As the system currently stands, homeowners pay $2.07 for the first 700 cubic feet of water they use each month. One hundred cubic feet equals 748 gallons. The rate gradually increases as usage increases. It caps out at $12.93 per 100 cubic feet for someone using more than 3,500 cubic feet. The same structure applies to owners of duplexes and triplexes.

All other customer categories pay a flat rate. Businesses pay $3.36 per 100 cubic feet, owners of multi-family structures pay $3.52, owners of mobile home parks pay $2.56, industrial users pay $3.38, and construction users pay $3.70.

About 46% of businesses pay an additional $1.08 per 100 cubic feet when their summer usage exceeds the winter average. They pay 29 cents more per 100 cubic feet to use at least 145% winter use.

In their September 22 memo advocating block rates for businesses, Dahl and Cunningham noted that the commercial rate is lower than all but the lowest residential rate.

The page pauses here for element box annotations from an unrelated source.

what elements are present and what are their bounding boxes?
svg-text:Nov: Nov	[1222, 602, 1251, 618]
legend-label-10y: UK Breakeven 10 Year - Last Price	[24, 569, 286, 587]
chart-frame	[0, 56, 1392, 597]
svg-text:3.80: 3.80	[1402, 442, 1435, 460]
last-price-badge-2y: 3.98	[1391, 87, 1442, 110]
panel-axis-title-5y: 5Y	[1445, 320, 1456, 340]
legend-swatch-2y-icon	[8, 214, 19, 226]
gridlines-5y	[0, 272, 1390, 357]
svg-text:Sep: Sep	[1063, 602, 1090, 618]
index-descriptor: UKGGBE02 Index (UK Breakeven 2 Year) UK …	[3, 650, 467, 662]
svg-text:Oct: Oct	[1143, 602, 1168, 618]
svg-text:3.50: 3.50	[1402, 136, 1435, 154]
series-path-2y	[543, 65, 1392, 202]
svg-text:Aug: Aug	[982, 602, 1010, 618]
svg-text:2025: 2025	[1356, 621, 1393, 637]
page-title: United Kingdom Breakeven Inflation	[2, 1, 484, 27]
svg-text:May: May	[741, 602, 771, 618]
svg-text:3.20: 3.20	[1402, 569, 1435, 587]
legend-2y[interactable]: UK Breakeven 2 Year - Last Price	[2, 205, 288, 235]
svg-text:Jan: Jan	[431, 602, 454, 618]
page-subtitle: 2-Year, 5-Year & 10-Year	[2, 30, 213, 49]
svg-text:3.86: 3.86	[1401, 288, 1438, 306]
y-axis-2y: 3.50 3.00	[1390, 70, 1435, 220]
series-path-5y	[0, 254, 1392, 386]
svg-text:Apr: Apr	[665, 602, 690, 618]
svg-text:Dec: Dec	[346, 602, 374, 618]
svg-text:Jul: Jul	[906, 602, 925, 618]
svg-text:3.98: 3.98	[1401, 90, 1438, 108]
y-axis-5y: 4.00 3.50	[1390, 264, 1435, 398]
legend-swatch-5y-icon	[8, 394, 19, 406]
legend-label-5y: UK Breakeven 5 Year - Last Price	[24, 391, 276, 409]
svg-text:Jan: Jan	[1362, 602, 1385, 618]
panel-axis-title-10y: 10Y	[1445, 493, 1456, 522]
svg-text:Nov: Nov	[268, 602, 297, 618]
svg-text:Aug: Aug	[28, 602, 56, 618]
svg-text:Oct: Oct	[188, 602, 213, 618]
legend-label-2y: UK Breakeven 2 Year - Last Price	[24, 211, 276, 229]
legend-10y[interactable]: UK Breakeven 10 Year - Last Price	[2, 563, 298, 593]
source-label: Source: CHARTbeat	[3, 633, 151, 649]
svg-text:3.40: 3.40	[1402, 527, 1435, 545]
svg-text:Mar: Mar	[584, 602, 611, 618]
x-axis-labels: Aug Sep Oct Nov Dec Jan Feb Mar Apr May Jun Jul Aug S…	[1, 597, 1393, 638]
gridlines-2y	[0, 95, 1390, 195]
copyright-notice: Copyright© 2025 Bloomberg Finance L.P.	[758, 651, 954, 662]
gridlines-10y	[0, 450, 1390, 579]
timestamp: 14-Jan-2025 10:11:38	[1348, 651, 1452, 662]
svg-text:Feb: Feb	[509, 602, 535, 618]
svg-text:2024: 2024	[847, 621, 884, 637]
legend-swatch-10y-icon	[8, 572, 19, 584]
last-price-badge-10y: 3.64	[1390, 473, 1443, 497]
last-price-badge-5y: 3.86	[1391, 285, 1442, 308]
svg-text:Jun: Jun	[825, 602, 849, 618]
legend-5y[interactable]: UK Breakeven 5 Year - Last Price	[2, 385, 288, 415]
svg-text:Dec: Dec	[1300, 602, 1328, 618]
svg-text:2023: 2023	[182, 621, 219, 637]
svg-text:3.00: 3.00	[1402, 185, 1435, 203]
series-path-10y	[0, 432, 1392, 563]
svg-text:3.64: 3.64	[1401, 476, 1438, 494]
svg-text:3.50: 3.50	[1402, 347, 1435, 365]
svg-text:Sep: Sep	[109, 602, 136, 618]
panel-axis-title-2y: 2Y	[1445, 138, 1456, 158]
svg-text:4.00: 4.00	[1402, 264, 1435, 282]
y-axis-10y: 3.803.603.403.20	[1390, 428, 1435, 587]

“There is no ‘conservation signal’ through higher prices built into trade tariffs,” they wrote.

They also noted that commercial users represent only 6.2% of all Tucson Water customers, but use 22.8% of total utility water consumption. Residential customers represent 89.2% of all Tucson Water customers while using 53.8% of total utility water consumption, they noted.

Little says these comparisons are invalid. The city’s rate structure is based on costs to serve diverse customers, and you want diverse users to pay as much revenue as it costs to serve each class of user, she said.

The new rate structure the utility is offering to landlords, apartment building owners and businesses would increase revenue in proportion to the cost of serving each class, she said. Since the utility cannot make a profit on its operations, “if you raise commercial rates, you have to lower rates elsewhere. That throws the whole thing off balance.”

In a written response to questions from the Star, Tucson Water took no position on Dahl and Cunningham’s proposal. Determining whether the rate structure is fair is primarily a political discussion tied to the city’s economic, environmental and social goals, the utility said.

The utility echoed arguments that Little and others have questioned block rates for businesses. He said commercial customers bear about 22% of the utility’s annual costs and “it closely tracks” their share of water consumption.

Water uses of single-family homes are more consistent than those of commercial establishments, the utility added. That’s why commercial rates include summer surcharges, Tucson Water said.

“This type of seasonal rate is commonly used for commercial customers where a conservation-oriented rate design is desired to limit discretionary water use during peak season,” which is typically outdoor irrigation, said public service.